According to Jenifer Campbell, director of residential life at FCLC, the incoming freshmen class will still be guaranteed housing for all four years at the Lincoln Center campus. “It is still the case that students will be guaranteed housing here; it is indigenous to the Lincoln Center campus,” she said. “[First year students] will still be guaranteed housing for all four years, but they will move from the new building into McMahon Hall after their first year.”

Starting with the incoming class of 2018, all first-year students will be expected to reside in McMahon Hall during their second year. “All first-year students will reside in the new residence hall,” Campbell said. “After their first year, their freshman year, they will segue through the lottery process in the spring of 2015. Afterwards, [these students] will be selected into McMahon Hall for the fall of 2015.”

Housing is only available for freshmen students because of the structure of the new building. “[The new building] is designated for first year space because of the configuration of the building and things of that nature,” Campbell said. “[The new building] is a traditional hall setting for what would be undergraduate students; there would be double and triple rooms separated by a bathroom environment.”

According to Keith Eldredge, dean of student affairs at FCLC, there are many benefits to McMahon Hall. However, the configuration of the current residence hall makes it difficult to build community among students.

The format of the new residence hall is meant to create community among first-year students. “[The new building] does not have an apartment style setting like McMahon Hall,” Campbell said. “It was specifically built with the idea of creating community because of the way the rooms and lounge spaces are configured.”
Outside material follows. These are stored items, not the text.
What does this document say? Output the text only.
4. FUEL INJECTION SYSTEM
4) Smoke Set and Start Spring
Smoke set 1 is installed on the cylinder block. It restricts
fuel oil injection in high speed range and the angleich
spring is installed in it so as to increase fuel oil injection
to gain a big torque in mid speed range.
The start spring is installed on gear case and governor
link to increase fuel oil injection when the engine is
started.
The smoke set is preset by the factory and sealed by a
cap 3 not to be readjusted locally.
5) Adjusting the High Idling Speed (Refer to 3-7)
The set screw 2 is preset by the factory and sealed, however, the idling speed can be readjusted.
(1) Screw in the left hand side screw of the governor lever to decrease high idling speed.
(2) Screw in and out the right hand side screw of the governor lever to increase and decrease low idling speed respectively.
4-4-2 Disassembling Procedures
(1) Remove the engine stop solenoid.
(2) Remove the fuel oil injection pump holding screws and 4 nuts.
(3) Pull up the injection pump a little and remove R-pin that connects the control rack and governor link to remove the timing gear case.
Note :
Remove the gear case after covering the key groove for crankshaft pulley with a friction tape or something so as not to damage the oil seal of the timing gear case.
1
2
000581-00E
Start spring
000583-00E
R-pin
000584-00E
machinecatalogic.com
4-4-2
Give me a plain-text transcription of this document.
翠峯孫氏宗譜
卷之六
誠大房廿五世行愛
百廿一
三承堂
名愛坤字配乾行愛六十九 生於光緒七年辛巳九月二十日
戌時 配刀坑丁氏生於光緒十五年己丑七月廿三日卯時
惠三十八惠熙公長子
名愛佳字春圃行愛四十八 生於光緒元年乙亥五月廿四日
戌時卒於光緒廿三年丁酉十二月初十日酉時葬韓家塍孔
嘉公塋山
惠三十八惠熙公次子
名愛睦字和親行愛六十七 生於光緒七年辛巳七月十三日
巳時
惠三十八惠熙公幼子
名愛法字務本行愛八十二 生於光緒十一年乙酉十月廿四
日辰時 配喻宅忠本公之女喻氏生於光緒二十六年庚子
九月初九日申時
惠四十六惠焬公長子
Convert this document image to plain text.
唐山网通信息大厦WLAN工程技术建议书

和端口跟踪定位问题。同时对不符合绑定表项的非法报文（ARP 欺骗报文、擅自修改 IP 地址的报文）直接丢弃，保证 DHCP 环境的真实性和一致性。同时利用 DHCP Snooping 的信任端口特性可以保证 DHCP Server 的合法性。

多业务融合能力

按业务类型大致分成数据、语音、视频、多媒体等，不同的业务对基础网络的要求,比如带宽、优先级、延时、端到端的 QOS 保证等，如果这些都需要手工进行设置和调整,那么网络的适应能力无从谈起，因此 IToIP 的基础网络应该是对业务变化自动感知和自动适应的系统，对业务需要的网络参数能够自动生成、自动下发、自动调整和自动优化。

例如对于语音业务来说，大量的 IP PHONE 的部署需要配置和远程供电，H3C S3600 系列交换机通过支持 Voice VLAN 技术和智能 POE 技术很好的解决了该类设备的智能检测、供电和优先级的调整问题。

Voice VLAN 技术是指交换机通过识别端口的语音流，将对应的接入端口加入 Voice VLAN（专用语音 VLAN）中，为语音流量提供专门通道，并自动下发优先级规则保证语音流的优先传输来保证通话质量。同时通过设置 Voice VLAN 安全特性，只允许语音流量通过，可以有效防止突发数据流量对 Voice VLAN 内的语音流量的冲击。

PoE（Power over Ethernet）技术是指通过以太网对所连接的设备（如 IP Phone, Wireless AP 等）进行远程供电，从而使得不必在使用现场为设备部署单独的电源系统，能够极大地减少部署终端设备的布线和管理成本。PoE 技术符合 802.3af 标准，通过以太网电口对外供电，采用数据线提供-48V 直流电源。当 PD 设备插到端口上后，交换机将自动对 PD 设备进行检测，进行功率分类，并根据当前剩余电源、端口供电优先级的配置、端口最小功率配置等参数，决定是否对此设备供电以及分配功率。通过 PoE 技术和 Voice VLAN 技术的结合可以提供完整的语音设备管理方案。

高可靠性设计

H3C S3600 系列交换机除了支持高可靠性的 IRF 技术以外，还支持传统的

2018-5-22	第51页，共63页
The freshmen will occupy 12 floors of the new residence hall. “Groups of freshmen in the dorm are separated into six communities on these 12 floors,” Eldredge said. “Each community is themed; the theme is Catholic heroes.”

Furthermore, the configuration of the new residence hall will assist freshmen in getting to know their peers. “The [new residence hall] will help the freshmen make relationships with their roommate, as well as the other students on their floor,” Eldredge said.

In addition, the new building can only accommodate a certain amount of students. “The new building can accommodate about 400 undergraduate students, including our staff members,” Campbell said. “Other than the first year students, just the staff can be housed there. But [the new building] is exclusively meant for first-year students.”

Based on information from past surveys conducted by student affairs, Eldredge noted that it would be best for all the freshmen to live exclusively in the same building. “[Student affairs] evaluated that it would be best for freshmen to live with fellow freshmen; it is reassuring to incoming freshmen and their parents,” he said.